— Я там принес эту харатью. За дверью она у меня, в сундучке, заторопился Ситник, улавливая перемену в настроении Ярослава. Не стал ждать, что скажет князь, метнулся за дверь, внес сундучок, достал пергамент, подал Ярославу.
Ярослав сразу же увидел дописанные отроком слова про слезы. Догадался, наверное, почему дописал это отрок, но Ситнику не сказал, вместо этого вслух прочел ему место, в котором речь шла о книгах. Боярин слушал оторопело.
— Понял? — спросил у него по прочтении князь. — Мудрость нам нужна. И люди для мудрости — тоже. Понял?
— Ага, так, — захлопал глазами Ситник, хотя ничего не понял и не сообразил, только обливался потом от страха перед князем и глубоко затаенного недовольства на него за то, что он отдает предпочтение какой-то там мудрости перед делами государственного значения, делами первостепенными, сравнить которые можно разве лишь с краеугольным камнем в здании. Вынь этот камень — развалится все здание.
1966 год
ЛЕТО. КИЕВ
Изгибы твоих бровей могут довести до бешенства… твой упругий живот — словно арена для боя быков в Ниме.
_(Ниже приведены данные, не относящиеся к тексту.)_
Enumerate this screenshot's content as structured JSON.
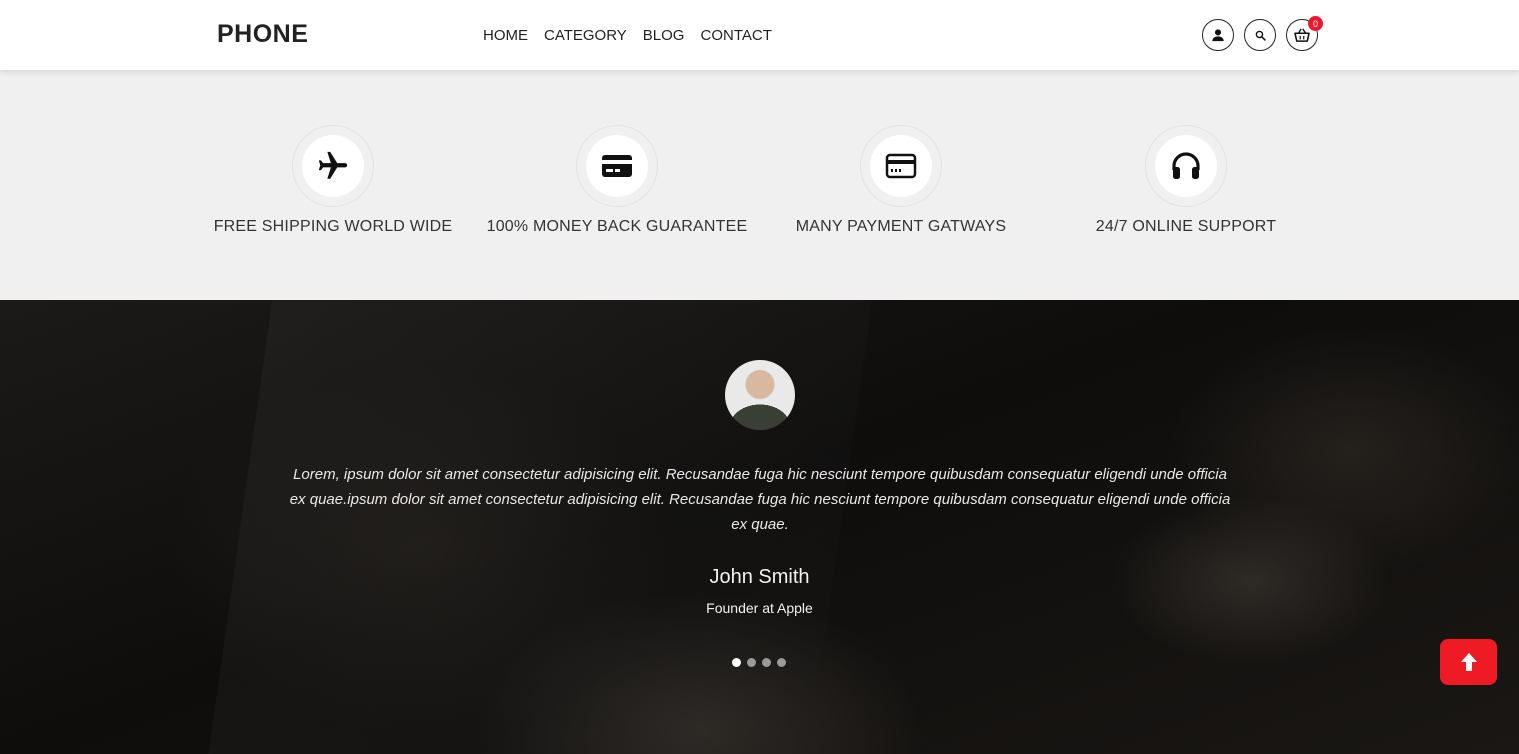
{
  "header": {
    "logo": "PHONE",
    "nav": [
      "HOME",
      "CATEGORY",
      "BLOG",
      "CONTACT"
    ],
    "cart_count": "0",
    "icons": [
      "user-icon",
      "search-icon",
      "cart-icon"
    ]
  },
  "features": [
    {
      "icon": "airplane-icon",
      "label": "FREE SHIPPING WORLD WIDE"
    },
    {
      "icon": "credit-card-icon",
      "label": "100% MONEY BACK GUARANTEE"
    },
    {
      "icon": "payment-card-icon",
      "label": "MANY PAYMENT GATWAYS"
    },
    {
      "icon": "headphones-icon",
      "label": "24/7 ONLINE SUPPORT"
    }
  ],
  "testimonial": {
    "quote": "Lorem, ipsum dolor sit amet consectetur adipisicing elit. Recusandae fuga hic nesciunt tempore quibusdam consequatur eligendi unde officia ex quae.ipsum dolor sit amet consectetur adipisicing elit. Recusandae fuga hic nesciunt tempore quibusdam consequatur eligendi unde officia ex quae.",
    "name": "John Smith",
    "role": "Founder at Apple",
    "slides": 4,
    "active_slide": 1
  },
  "colors": {
    "accent": "#ee1b24",
    "badge": "#e8192c",
    "features_bg": "#f0f0f0"
  }
}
Уехал — приехал. А что изменилось? Киев точно так же нежился под ласковым солнцем, утопал в буйной зелени своих парков и скверов; по его улицам, новым и старым, с лихорадочной скоростью мчались куда-то машины, гудели мосты; под летним светло-голубым небом сверкали белые соборы, никто и ничто не замечало отсутствия Бориса Отавы в этом большом городе, не произошло никаких изменений за то время, пока он изнывал в стеклянных канцеляриях Запада; каждый день рождались дети, каждый день во Дворце бракосочетания (кроме выходных) происходили торжественные свадебные церемонии, каждый день умирало какое-то количество жителей — вот так и мы приходим в этот мир и так уходим, незаметно и бесследно. А? Незаметно и бесследно? Неправда! Он поехал и приехал в самом деле незаметно, без духовых оркестров и речей на перроне, без фоторепортеров, но вскоре все газеты написали о результатах его поездки, о том шуме, который он поднял на Рейне, откликнулись живые свидетели, нашлись очевидцы мрачных событий зимы сорок второго года в Киеве; оказалось, что сотням людей близка и небезразлична была судьба Гордея Отавы, а еще более важной была судьба всего, что принадлежало им, что составляло народную собственность.
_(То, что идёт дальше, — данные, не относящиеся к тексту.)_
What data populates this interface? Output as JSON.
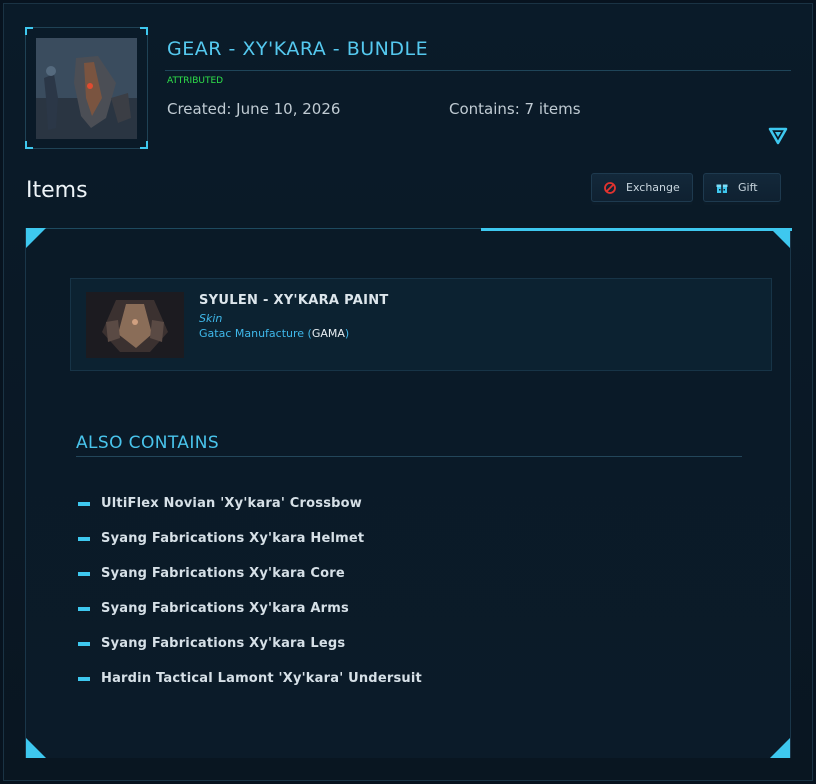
{
  "header": {
    "title": "GEAR - XY'KARA - BUNDLE",
    "status": "ATTRIBUTED",
    "created": "Created: June 10, 2026",
    "contains": "Contains: 7 items"
  },
  "items_section": {
    "heading": "Items",
    "exchange_label": "Exchange",
    "gift_label": "Gift"
  },
  "featured_item": {
    "name": "SYULEN - XY'KARA PAINT",
    "type": "Skin",
    "manufacturer": "Gatac Manufacture",
    "code_open": " (",
    "code": "GAMA",
    "code_close": ")"
  },
  "also_contains": {
    "title": "ALSO CONTAINS",
    "items": [
      "UltiFlex Novian 'Xy'kara' Crossbow",
      "Syang Fabrications Xy'kara Helmet",
      "Syang Fabrications Xy'kara Core",
      "Syang Fabrications Xy'kara Arms",
      "Syang Fabrications Xy'kara Legs",
      "Hardin Tactical Lamont 'Xy'kara' Undersuit"
    ]
  },
  "colors": {
    "accent": "#3ec8ef",
    "status": "#2fe04a",
    "background": "#07131f"
  },
  "icons": {
    "collapse": "triangle-down-icon",
    "exchange": "no-entry-icon",
    "gift": "gift-box-icon"
  }
}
Возможно, впервые Борис Отава почувствовал необходимость своей специальности не только для отдельных любителей старины, но и для всех. Его приглашали к студентам, на заводы, в клубы, он встречался с городским активом, и всюду его расспрашивали, интересовались его выступлениями, принимали резолюции.
И хотя Борис впервые оказался в центре внимания всего Киева, это не приносило ему радости, им все больше овладевало какое-то беспокойство, он сам не знал, что с ним происходит, объяснял это своей научной миссией на Рейн, потому что, в сущности, он ничего там не добился, лишь потревожил всех этих оссендорферов, а потом поехал себе домой, оставив все хлопоты на долю работников посольства, прежде всего на симпатичного Валерия, которому тоже осточертели рейнская глина и болтливые чиновники, умеющие утопить в потоке слов любое дело.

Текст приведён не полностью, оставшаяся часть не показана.